Curiously, the researchers noted that as neurons aged, they downregulated shorter genes but maintained or increased expression of longer genes. This could be because shorter genes such as housekeeping genes usually need to be accessed more often, and this necessary increased transcription frequency leads to more opportunities for somatic mutations to occur. Jeffries also noted that longer genes are linked with unique mechanisms that may exert protective effects. “Topoisomerases aid in the expression of long genes by unwinding them [for transcription], and more neurons happen to express more topoisomerases than non-neuron cells,” she explained. “This activity could potentially be protective.”

Donovan noted that the patterns observed here would likely not apply to every gene, so she suggested that future studies could offer a platform for delving deeper. “We could use these features [such as transcription level and length] to create a short list of genes that would be more susceptible [to somatic mutations],” she said.

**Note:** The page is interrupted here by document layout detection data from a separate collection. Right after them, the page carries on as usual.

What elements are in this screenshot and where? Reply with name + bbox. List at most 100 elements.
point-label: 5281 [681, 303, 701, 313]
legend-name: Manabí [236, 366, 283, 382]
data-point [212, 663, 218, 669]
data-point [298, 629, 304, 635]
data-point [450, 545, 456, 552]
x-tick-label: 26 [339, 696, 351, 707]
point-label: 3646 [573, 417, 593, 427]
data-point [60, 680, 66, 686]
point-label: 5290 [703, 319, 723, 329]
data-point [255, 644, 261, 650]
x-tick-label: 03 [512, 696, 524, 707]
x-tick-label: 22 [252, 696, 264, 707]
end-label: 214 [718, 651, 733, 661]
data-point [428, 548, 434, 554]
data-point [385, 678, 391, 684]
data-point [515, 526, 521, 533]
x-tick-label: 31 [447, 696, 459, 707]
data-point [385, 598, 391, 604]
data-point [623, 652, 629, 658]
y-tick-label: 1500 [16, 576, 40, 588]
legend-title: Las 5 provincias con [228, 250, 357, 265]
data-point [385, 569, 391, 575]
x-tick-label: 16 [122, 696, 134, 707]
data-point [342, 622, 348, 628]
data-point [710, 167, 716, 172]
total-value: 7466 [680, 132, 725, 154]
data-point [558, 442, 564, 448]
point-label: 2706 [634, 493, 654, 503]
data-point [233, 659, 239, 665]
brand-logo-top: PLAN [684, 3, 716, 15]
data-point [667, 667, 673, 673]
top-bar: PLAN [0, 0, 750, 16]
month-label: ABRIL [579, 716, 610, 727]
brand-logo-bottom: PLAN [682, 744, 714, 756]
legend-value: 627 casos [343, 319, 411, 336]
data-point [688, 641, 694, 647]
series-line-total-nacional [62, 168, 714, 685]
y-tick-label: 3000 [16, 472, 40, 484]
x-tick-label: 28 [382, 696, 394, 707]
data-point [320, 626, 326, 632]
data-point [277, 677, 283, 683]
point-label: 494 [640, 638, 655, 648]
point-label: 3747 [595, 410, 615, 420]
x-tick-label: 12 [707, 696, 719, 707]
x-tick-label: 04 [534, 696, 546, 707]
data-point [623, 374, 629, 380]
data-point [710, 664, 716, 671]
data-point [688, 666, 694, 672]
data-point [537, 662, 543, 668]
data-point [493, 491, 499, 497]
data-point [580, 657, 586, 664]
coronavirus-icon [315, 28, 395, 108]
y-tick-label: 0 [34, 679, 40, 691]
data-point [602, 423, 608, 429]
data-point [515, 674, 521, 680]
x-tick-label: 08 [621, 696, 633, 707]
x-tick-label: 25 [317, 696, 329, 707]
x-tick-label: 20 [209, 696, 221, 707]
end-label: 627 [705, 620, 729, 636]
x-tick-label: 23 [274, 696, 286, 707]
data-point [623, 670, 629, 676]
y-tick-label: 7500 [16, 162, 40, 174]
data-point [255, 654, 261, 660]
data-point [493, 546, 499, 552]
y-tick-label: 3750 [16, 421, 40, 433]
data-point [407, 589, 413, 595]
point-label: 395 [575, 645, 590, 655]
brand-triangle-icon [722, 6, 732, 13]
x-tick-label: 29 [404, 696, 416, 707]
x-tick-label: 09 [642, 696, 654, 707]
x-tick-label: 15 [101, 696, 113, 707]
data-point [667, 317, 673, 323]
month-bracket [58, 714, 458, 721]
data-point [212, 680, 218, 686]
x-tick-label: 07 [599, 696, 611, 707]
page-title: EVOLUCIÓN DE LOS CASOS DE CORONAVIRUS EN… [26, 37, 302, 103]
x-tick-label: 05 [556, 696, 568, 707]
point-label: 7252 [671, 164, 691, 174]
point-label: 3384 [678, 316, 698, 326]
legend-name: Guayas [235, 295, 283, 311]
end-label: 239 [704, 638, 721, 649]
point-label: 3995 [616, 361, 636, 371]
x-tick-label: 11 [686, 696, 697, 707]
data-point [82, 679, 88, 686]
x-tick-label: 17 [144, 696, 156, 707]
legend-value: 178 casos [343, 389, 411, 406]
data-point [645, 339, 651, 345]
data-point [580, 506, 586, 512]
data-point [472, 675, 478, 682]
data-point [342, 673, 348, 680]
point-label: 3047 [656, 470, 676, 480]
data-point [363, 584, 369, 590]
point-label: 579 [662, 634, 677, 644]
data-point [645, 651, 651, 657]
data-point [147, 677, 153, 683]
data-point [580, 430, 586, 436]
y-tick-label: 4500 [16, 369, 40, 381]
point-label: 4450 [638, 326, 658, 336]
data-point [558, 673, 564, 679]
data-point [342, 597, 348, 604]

Lodato too hopes that their work is just the beginning. This is music to Weng’s ears, whose lab is leading the Data Analysis and Coordination Center component of the National Institutes of Health-funded Multi-omics for Disease and Health Consortium (MOHD). “If we look in one cell and clearly identify changes to the genome and transcriptome, maybe the epigenome or proteome [too], then we can tightly tie a mutation to a functional consequence,” Lodato said. Weng added, “We are sharpening our analysis weapons, ready for new data for this project.”